Yoni Zonszein’s installation for his piece Paper Stones from The Metropolitan Museum of Art from the Great Temple of the Aten at Amarna and Related Fragments, Dynasty 18, reign of Akhenaten, ca 1353–1336 B.C. / 2012–2015 A.D. instigates a different kind of transformation, bringing together lived quotidian space and the gallery environment. The paper stones appear in kitchen cabinets alongside the artist’s refrigerator, smudged and pinned with notes, a fading frond, and, on the day I visited, a cluster of empty beer cans perched atop. While these stones constitute the ‘heart’ of the piece, it was these attendant objects that drew my attention. In the gallery, the dissonance of these objects and their setting forces you to reconsider them both formally and, for lack of a better word, meaningfully.

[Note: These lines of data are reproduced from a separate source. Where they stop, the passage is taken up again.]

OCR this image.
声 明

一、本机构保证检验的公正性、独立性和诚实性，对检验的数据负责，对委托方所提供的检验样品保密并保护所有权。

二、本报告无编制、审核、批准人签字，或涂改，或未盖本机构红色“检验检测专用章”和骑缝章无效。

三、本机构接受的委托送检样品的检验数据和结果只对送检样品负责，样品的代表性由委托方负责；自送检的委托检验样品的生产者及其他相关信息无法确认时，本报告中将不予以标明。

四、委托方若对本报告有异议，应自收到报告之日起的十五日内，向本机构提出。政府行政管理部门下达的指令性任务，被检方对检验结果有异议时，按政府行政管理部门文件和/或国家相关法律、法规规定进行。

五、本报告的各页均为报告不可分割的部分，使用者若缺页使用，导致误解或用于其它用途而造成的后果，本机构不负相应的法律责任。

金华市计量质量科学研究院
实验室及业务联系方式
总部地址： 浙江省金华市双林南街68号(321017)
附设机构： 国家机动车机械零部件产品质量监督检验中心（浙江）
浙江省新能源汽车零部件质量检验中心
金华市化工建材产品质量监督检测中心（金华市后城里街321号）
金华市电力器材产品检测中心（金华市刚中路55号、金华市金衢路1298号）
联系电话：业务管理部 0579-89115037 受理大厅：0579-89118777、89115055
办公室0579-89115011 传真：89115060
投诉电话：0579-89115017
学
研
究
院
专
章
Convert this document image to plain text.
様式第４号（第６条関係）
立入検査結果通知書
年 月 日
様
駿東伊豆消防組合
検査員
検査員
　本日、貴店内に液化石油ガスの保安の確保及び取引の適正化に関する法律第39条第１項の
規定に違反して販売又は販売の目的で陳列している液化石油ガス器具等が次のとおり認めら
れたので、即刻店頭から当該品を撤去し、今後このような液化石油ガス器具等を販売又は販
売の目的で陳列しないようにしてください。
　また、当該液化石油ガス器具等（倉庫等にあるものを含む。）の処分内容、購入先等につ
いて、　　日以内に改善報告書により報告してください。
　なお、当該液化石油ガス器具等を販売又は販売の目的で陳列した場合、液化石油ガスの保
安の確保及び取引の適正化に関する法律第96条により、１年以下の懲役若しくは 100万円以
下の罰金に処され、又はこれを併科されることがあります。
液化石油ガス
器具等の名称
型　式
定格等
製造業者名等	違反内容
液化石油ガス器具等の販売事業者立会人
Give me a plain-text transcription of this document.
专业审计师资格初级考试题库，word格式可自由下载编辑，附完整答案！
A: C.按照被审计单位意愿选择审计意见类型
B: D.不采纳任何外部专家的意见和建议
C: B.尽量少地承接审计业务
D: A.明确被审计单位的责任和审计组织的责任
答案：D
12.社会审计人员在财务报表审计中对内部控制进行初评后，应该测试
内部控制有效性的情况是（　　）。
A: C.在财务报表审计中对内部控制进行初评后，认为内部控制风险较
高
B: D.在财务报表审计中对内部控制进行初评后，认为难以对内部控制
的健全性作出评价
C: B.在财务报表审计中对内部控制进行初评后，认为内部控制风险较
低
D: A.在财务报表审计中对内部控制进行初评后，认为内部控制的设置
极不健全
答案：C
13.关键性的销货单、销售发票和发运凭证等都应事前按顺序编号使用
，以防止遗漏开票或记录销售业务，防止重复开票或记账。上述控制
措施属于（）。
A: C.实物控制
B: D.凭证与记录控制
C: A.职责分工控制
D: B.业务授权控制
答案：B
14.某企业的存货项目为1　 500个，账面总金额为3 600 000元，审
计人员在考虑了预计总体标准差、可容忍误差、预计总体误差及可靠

Sure, this might be a riff on the classic Duchampian move (it’s art because I say so, and by virtue of its placement in this institution), but the question these objects pose is less about the perimeters and status of art qua art (because in this day and age of any/everything goes, who even knows anymore), and more about the potential livelihood and auratic power of even the most mundane and functional (or dysfunctional) of our worldly possessions as they really are—dirty, used up, gathered in the corner. These things lead a double life as both quotidian object and artwork; placed not in the center like a sculpture, but to the side where a gallery’s fridge might actuallybe, the Duchampian transformation remains nicely incomplete. Their presence there is an invitation to consider how the things we touch, handle, and use daily are imbued with their own mysterious meaning simply for the fact of their centrality to our lives, and how this might lend something to artworks displayed in their midst. It took me a few minutes to decide if the fridge really was a part of the show. If nothing else, it was nice to have something so untidy and puzzling around.